La scène du tableau représente un épisode de l’histoire de la Révolution française. Un événement où Jean-Sylvain Bailly, astronome réputé et Président de l’Assemblée nationale, fut proclamé maire de Paris. Un proclamation qui s’est déroulé au lendemain de la Prise de la Bastille, le 15 juillet 1789.

Situé au centre d’une tribune, il est acclamé par la foule et accompagné par le marquis de La Fayette. Ce dernier étant une grande figure de la Révolution française et héros de l’Indépendance américaine. On constate la présence sur la droite, d’un groupe de Noirs brandissant un drapeau bleu-blanc-rouge sommé d’emblèmes républicains et portant à leurs pieds des chaines brisées.

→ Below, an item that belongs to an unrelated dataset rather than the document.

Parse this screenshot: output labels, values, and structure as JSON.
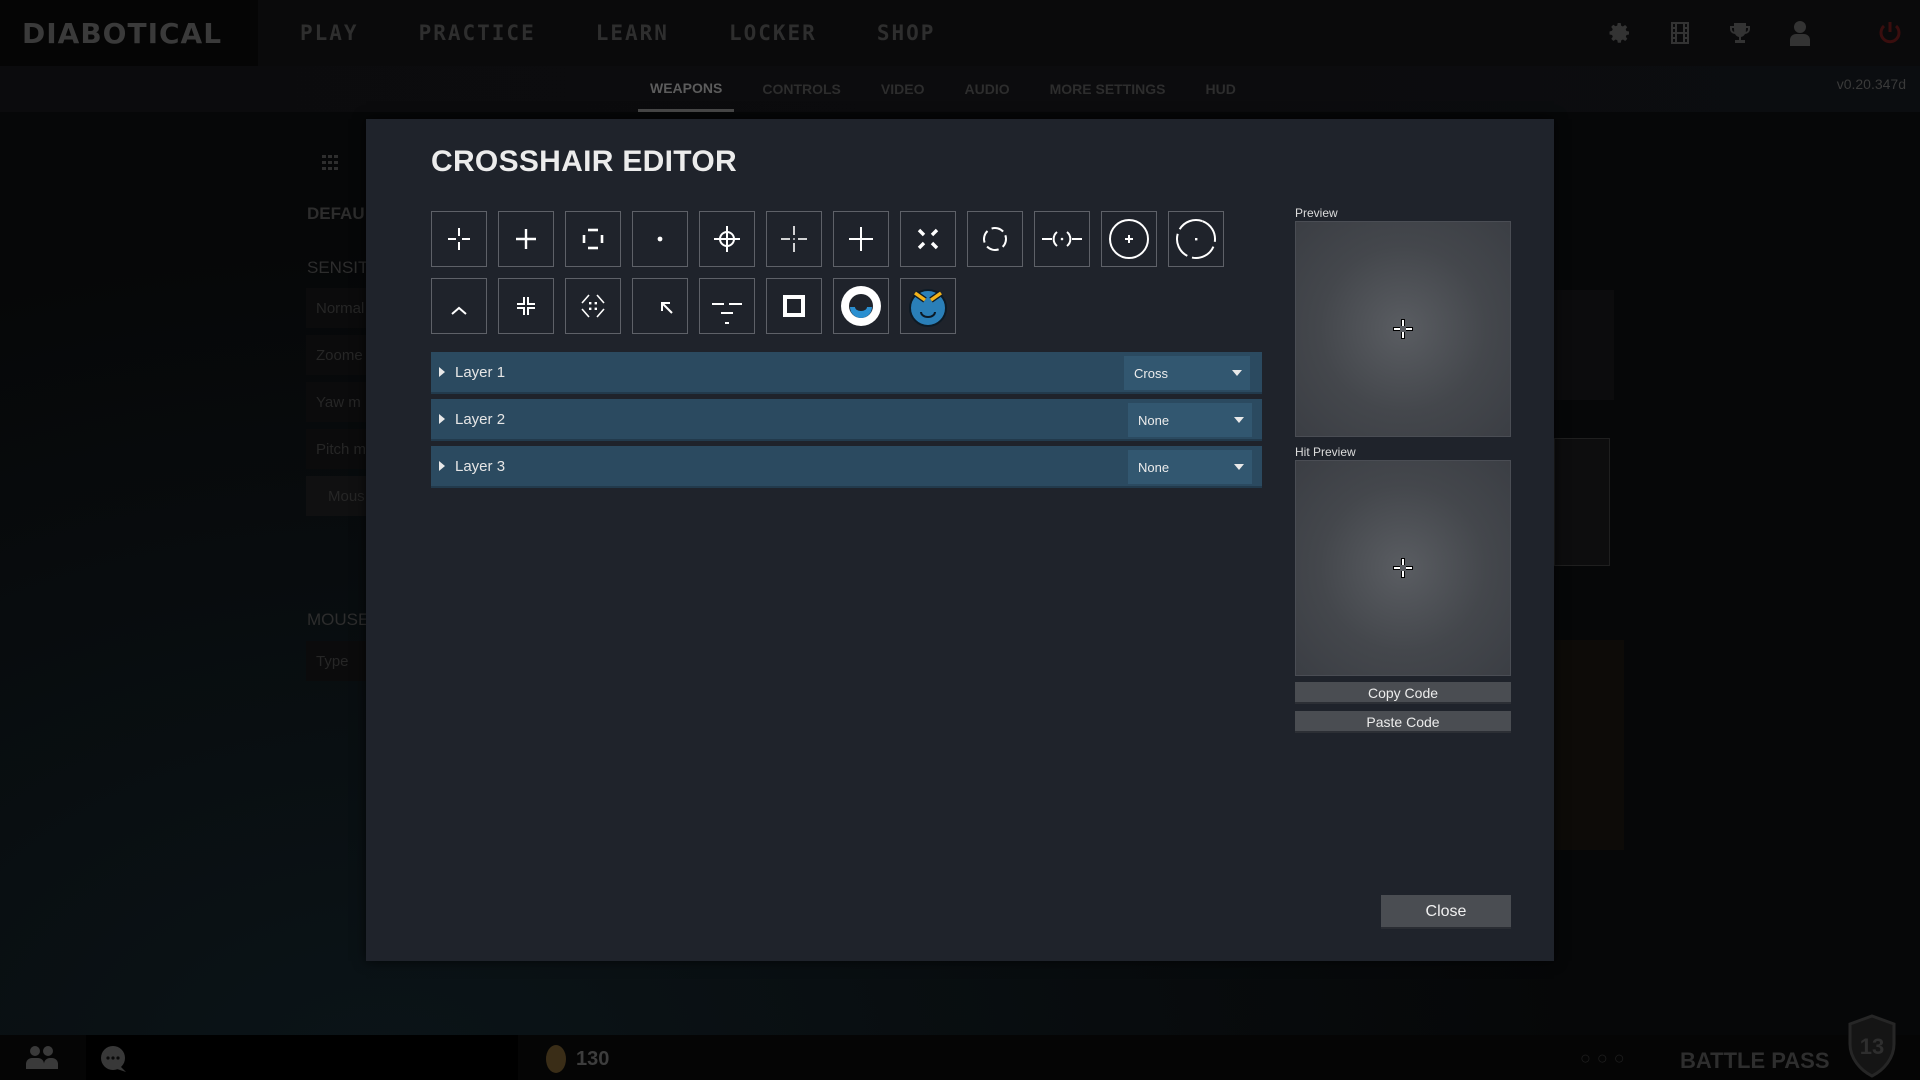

Il s’agit là d’une évocation, sur le mode allégorique, du désir initial des représentants du peuple de libérer les esclaves. Mais il faudra attendre encore cinq années, pour que soit proclamé le 4 février 1794, un premier texte sur l’abolition de l’esclavage.

Achetée en 1980, cette peinture de petit format, fait partie des fleurons du musée du Nouveau Monde. Il s’agit de l’une des rares esquisses de l’œuvre originale. Elle a disparu en 1871, dans l’incendie de l’Hôtel de Ville de Paris.